Digiday writes about this “smarter formula” that has resulted in a 160 percent ad revenue increase for the company over the past six months.

The “open marketplace ad-buying” is bad enough – as it relies on third-party cookies – the tiny, invasive bits of data left on a user’s device to identify and track it in the future. And while first-party cookies are lodged into a user’s hard drive by the actual site they visit – the third party variety comes from other domains, often used for tracking and ad serving, and represents a serious problem to privacy and security of users.

In a world increasingly aware of this fact – and of browsers increasingly eager to accommodate their users’ worries in this regard, the likes of LadBible have decided to target first-party cookies instead.

They are rarely blocked because they are often seen as essential for browsing the internet.

The “volatility” of the digital ad market, where Apple’s Safari – and Mozilla’s Firefox – are moving to ban or limit ad-oriented third-party cookies – “plus tighter scrutiny from data protection regulators” – all meant LadBible had to find ways to “diversify.”

The company did it by coming up with “a first-party data management platform,” according to DigiDay.

It works by allowing LadBible to monitor users as they click on one of its articles from another platform, including by telling the company what that platform was, and when the action occurred.

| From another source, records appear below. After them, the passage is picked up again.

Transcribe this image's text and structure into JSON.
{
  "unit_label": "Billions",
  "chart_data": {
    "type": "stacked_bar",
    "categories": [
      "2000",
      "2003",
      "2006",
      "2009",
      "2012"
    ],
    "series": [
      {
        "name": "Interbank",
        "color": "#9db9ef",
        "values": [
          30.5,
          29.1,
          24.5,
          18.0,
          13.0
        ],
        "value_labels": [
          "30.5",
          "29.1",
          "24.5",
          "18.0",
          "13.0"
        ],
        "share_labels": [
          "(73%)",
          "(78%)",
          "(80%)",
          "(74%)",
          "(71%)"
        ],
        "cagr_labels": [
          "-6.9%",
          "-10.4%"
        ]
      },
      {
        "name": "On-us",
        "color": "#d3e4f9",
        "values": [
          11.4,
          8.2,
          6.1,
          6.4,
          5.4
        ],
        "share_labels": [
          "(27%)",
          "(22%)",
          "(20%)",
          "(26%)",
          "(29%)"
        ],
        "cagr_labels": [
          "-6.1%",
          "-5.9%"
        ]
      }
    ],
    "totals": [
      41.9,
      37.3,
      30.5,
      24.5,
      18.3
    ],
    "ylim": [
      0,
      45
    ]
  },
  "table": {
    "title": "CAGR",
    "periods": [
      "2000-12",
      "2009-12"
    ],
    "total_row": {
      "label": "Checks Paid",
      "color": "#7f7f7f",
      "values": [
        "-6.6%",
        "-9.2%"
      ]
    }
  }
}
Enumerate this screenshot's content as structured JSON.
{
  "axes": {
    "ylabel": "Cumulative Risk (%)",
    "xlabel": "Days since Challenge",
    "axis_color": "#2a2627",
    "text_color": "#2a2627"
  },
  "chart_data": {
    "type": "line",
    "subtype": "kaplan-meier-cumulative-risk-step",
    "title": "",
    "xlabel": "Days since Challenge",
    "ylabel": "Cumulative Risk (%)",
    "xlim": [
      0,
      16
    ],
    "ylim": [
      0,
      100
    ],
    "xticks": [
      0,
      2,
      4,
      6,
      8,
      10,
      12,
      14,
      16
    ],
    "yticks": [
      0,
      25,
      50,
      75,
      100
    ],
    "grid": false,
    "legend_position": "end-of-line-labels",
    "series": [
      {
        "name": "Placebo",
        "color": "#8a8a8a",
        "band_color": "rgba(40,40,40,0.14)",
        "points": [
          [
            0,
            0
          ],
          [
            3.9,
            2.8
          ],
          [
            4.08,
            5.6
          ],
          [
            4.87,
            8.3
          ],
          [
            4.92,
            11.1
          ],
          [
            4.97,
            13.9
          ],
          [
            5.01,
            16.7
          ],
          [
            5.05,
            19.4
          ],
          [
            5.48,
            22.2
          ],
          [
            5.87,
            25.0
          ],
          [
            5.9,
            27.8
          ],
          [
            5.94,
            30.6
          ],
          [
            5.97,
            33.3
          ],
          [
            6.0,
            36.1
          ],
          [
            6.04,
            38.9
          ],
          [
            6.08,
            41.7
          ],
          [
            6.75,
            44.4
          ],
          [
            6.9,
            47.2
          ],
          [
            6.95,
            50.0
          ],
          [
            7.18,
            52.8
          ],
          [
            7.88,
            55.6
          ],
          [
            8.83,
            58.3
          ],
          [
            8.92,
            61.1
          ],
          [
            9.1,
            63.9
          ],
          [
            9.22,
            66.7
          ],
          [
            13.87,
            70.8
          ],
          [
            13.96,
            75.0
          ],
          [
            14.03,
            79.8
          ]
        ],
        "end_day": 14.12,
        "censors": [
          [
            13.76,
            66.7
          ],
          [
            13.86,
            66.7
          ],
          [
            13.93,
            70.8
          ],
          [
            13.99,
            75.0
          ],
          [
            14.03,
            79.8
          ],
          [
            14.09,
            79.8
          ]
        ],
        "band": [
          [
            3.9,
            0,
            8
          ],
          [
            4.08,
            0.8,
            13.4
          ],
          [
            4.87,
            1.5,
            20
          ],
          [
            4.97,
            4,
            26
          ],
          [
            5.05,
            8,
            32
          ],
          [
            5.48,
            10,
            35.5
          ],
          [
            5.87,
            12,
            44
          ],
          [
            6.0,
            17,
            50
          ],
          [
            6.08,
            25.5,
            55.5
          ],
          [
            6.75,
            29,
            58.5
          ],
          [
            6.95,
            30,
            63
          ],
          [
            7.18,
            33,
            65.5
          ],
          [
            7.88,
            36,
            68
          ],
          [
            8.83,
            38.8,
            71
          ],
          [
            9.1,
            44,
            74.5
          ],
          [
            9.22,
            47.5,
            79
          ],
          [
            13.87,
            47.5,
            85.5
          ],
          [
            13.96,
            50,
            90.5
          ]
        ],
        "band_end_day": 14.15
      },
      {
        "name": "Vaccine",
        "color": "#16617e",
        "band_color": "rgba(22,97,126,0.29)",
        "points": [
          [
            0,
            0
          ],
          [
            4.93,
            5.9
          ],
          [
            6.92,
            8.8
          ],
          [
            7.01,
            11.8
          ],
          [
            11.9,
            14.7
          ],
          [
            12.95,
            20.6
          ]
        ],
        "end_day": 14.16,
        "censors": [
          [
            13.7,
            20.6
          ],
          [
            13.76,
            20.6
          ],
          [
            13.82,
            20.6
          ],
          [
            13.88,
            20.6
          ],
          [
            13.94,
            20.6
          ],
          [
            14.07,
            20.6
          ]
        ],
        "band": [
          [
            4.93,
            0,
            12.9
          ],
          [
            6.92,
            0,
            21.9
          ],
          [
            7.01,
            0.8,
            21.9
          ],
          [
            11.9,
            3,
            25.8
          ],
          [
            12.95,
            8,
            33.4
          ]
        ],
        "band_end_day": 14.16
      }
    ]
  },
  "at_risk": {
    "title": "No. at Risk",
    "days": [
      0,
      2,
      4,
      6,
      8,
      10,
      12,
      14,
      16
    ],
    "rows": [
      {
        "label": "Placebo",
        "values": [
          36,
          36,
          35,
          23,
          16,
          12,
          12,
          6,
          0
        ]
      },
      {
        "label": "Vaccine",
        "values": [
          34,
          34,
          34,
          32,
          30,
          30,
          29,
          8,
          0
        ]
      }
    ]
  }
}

“It also stores who they (users) are, and when they return,” the article said, and explained:

“The publisher can start to piece together a profile on them that’s contextual-based and includes individuals’ purchase intent, so they can offer more interest-based segments as well as track which people are interested in what content in order to send them a related ad within seconds while they’re still on the page.”

All this has helped the company start earning much more than the previous figure of up to one billion per month. that came from ad impressions reliant on the open exchange.

Now, LadBible can show customers hungry for “evidence of sophisticated audience-targeting capabilities” that it is in possession of “the granular data on who (its) readers are to convince agencies to spend more with them.”